Phishing scam yields hackers 7,700 school employee W2's
An email phishing scheme perpetrated against the School District of Manatee County resulted in the names, addresses, wages and Social Security numbers of more than 7,700 school employees being handed over to hackers.
On Monday afternoon, Ron Ciranna, the district’s deputy superintendent of business services and operations, held a press conference to answer questions about the cyberattack reported Friday evening.
Ciranna said the hackers obtained the W2’s of everyone who worked for the school district in 2016 when a school district payroll employee provided the information to the hackers, responding to a fraudulent email that appeared to have been sent by Superintendent Diana Greene.
We do want to make clear the school district was the victim of a criminal act.
- Ron Ciranna, the district’s Deputy Superintendent of Business Services and Operations
The employee provided the information on Jan. 26, and Ciranna learned of the breach on Friday.

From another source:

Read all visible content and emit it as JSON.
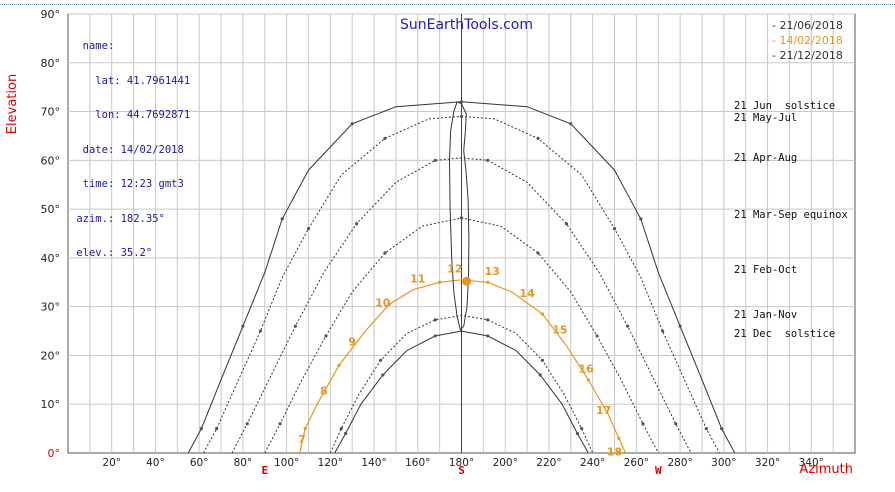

“We are not here to find fault or put blame on any district employees,” Ciranna said. “We do want to make clear the school district was the victim of a criminal act.”
The email to the payroll employee states: “Forward all schools employees 2016 W2 forms to me attached and sent in PDF, I will like to have them as soon as possible for board review. Thanks”
Ciranna said the school district had not ruled out discipline for the employee who provided the information.
Just last week, the IRS released a warning about this particular scam, which made the rounds last year as well. According to the IRS, cyber criminals are targeting schools and nonprofits this year.
This is one of the most dangerous email phishing scams we’ve seen in a long time. It can result in the large-scale theft of sensitive data that criminals can use to commit various crimes, including filing fraudulent tax returns.
- IRS Commissioner John Koskinen
“This is one of the most dangerous email phishing scams we’ve seen in a long time. It can result in the large-scale theft of sensitive data that criminals can use to commit various crimes, including filing fraudulent tax returns. We need everyone’s help to turn the tide against this scheme,’’ said IRS Commissioner John Koskinen.
Ciranna said the school district immediately began working with its insurance company to determine what coverage was available for district employees, and on Monday the district entered into a contract that provides each employee with services from AllClear ID Network.
AllClear can help employees monitor how their personal data is being used. If any new accounts are opened in their name, AllClear will contact them by phone, district spokesman Mike Barber said.
You can dig a moat and pull up the drawbridge. But if someone opens the door it doesn't matter what you have outside.
- Board chairman Charlie Kennedy
Board chairman Charlie Kennedy said it is essential for the district to train its employees not to fall for email phishing schemes because just one employee can counteract all other cyber security safeguards.
“You can dig a moat and pull up the drawbridge,” Kennedy said. “But if someone opens the door, it doesn't matter what you have outside.”